Most research studies in crop disease detection are based on datasets collected from publicly available repositories, where data were captured using high-resolution cameras such as Digital Single-Lens Reflex (DSLR). For crop disease detection, deep learning models have been applied on these large datasets, which achieved the highest accuracy (more than 90%). However, in our research study, the dataset was collected indigenously in a local environment, where mobile phones were used to capture images. Currently, a small dataset was used, which consists of 996 (with augmentation) images covering three rust infection types (healthy, resistant, and susceptible). The main reason for the small dataset is the limited lifespan (around three weeks) of rust disease, which makes it creating a large dataset challenging; however, maximum surveys for data acquisition were still performed in order to record wheat rust disease levels. Consequently, the collected dataset is unbalanced due to a narrow life span of each infection type.

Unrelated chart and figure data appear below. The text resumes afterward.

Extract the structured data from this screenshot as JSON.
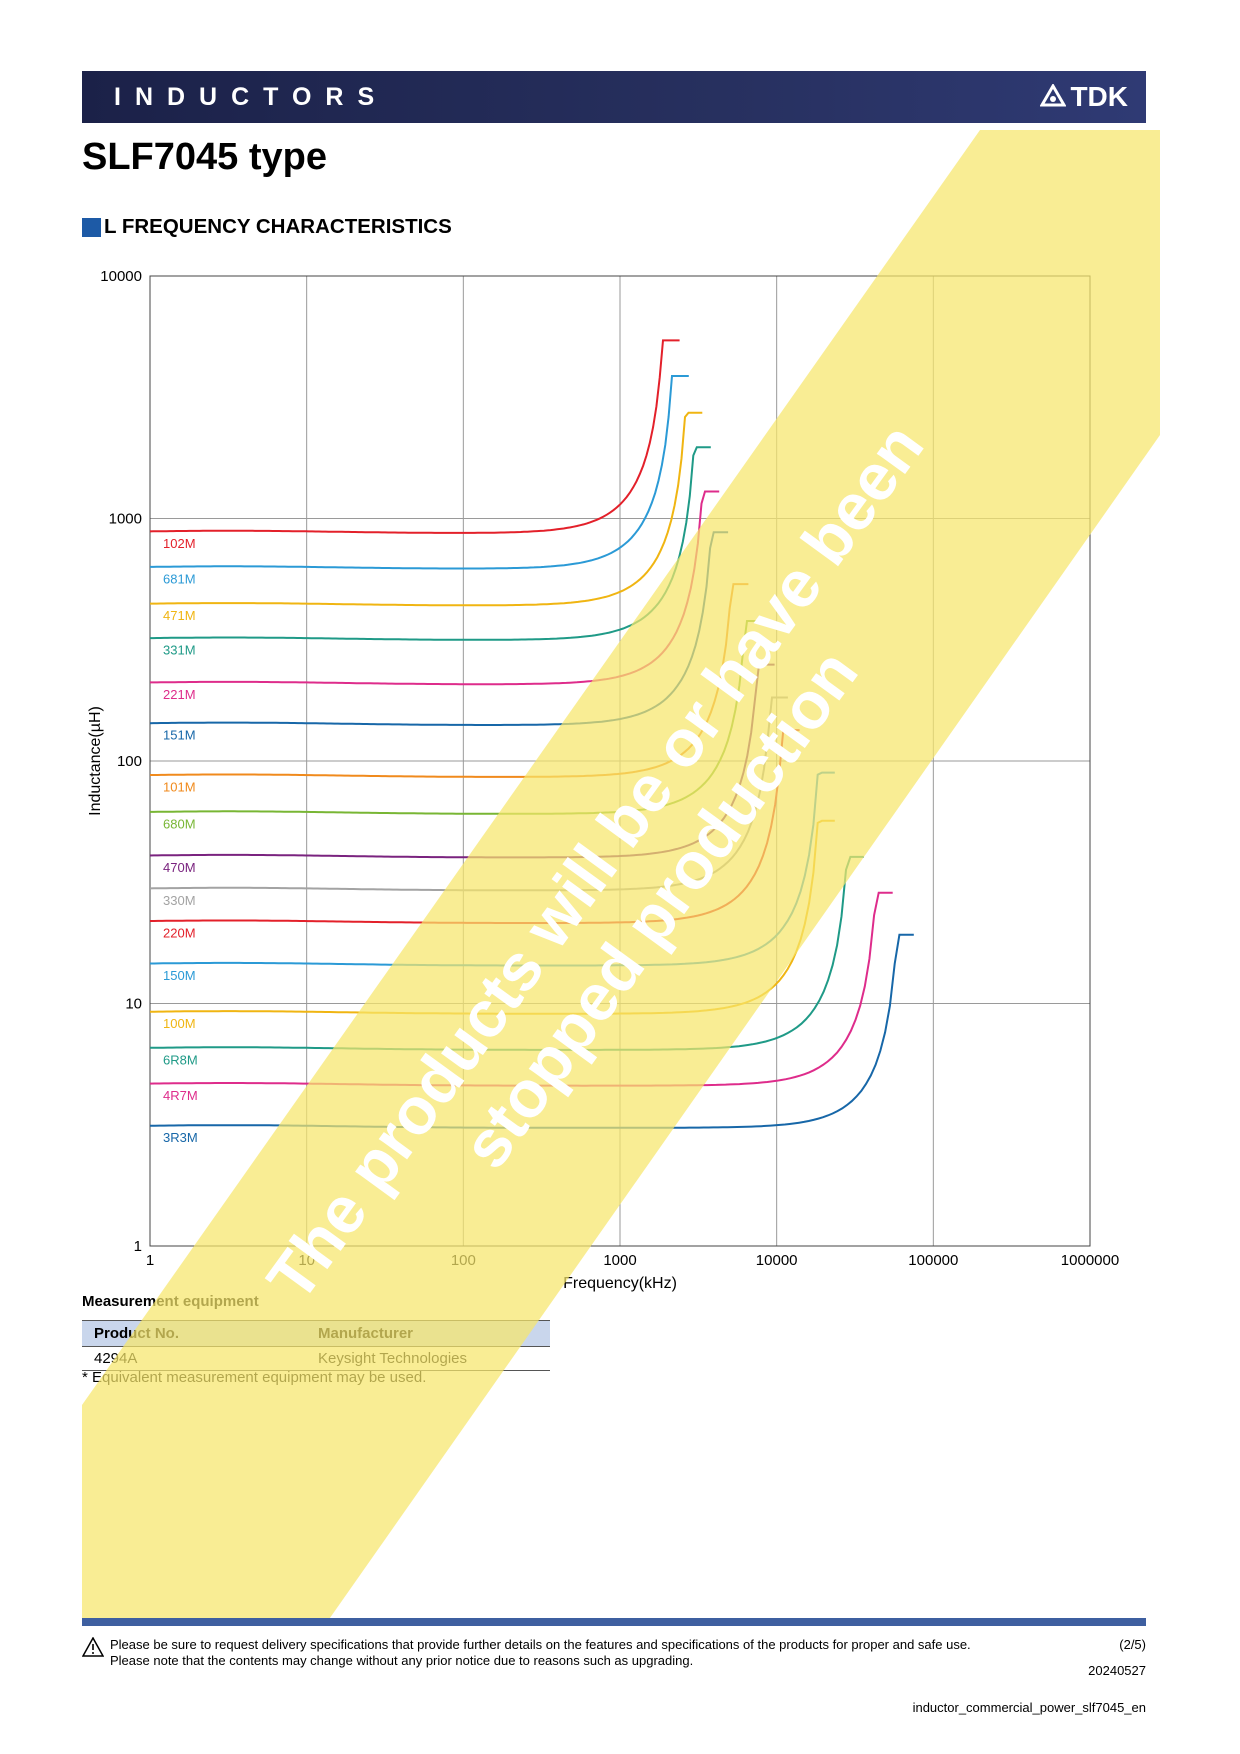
{
  "header": {
    "title": "INDUCTORS",
    "brand": "TDK"
  },
  "page_title": "SLF7045 type",
  "section_title": "L FREQUENCY CHARACTERISTICS",
  "watermark": {
    "line1": "The products will be or have been",
    "line2": "stopped production"
  },
  "chart_data": {
    "type": "line",
    "title": "",
    "xlabel": "Frequency(kHz)",
    "ylabel": "Inductance(µH)",
    "x_scale": "log",
    "y_scale": "log",
    "xlim": [
      1,
      1000000
    ],
    "ylim": [
      1,
      10000
    ],
    "x_ticks": [
      "1",
      "10",
      "100",
      "1000",
      "10000",
      "100000",
      "1000000"
    ],
    "y_ticks": [
      "1",
      "10",
      "100",
      "1000",
      "10000"
    ],
    "grid": true,
    "series": [
      {
        "name": "102M",
        "color": "#e3202a",
        "L": 890,
        "fend": 2400
      },
      {
        "name": "681M",
        "color": "#2b9ad6",
        "L": 635,
        "fend": 2750
      },
      {
        "name": "471M",
        "color": "#f0b512",
        "L": 448,
        "fend": 3350
      },
      {
        "name": "331M",
        "color": "#1f9a87",
        "L": 323,
        "fend": 3800
      },
      {
        "name": "221M",
        "color": "#de2c8b",
        "L": 212,
        "fend": 4300
      },
      {
        "name": "151M",
        "color": "#1767a8",
        "L": 144,
        "fend": 4900
      },
      {
        "name": "101M",
        "color": "#f08a1c",
        "L": 88,
        "fend": 6600
      },
      {
        "name": "680M",
        "color": "#78b634",
        "L": 62,
        "fend": 8100
      },
      {
        "name": "470M",
        "color": "#7a237f",
        "L": 41,
        "fend": 9700
      },
      {
        "name": "330M",
        "color": "#a3a3a3",
        "L": 30,
        "fend": 11800
      },
      {
        "name": "220M",
        "color": "#e3202a",
        "L": 22,
        "fend": 14000
      },
      {
        "name": "150M",
        "color": "#2b9ad6",
        "L": 14.7,
        "fend": 23500
      },
      {
        "name": "100M",
        "color": "#f0b512",
        "L": 9.3,
        "fend": 23500
      },
      {
        "name": "6R8M",
        "color": "#1f9a87",
        "L": 6.6,
        "fend": 36000
      },
      {
        "name": "4R7M",
        "color": "#de2c8b",
        "L": 4.7,
        "fend": 55000
      },
      {
        "name": "3R3M",
        "color": "#1767a8",
        "L": 3.15,
        "fend": 75000
      }
    ]
  },
  "measurement": {
    "title": "Measurement equipment",
    "headers": [
      "Product No.",
      "Manufacturer"
    ],
    "rows": [
      [
        "4294A",
        "Keysight Technologies"
      ]
    ],
    "note": "*   Equivalent measurement equipment may be used."
  },
  "footer": {
    "line1": "Please be sure to request delivery specifications that provide further details on the features and specifications of the products for proper and safe use.",
    "line2": "Please note that the contents may change without any prior notice due to reasons such as upgrading.",
    "page": "(2/5)",
    "date": "20240527",
    "doc": "inductor_commercial_power_slf7045_en"
  }
}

In order to obtain satisfactory results on a small dataset, GLCM, LBP, and combined GLCM-LBP texture features were extracted, where machine learning techniques were applied, resulting in competitive accuracy.
In the future, a large dataset of wheat rust infections will be collected using high resolution cameras to improve the quality of the images. Moreover, different deep learning architectures such as ResNet, GoogleNet, R-CNN, etc., will be explored in order to map wheat rust disease into further subtypes of rust infections, such as healthy, resistant, moderately resistant, moderately resistant to moderately susceptible, moderately susceptible, and susceptible. In order to classify wheat rust diseases into these infection types, maximum field surveys will be conducted to record each disease level. Currently, wheat yellow rust is analyzed and classified into three infection types using machine learning techniques. However, in the future, other wheat rust disease types will be considered, such as black rust and brown rust. The proposed solution will assist the agricultural community in identifying rust attack and its infection types in a timely manner, which would eventually result in the application of suitable fungicides on targeted areas and the retention of organic content in crops.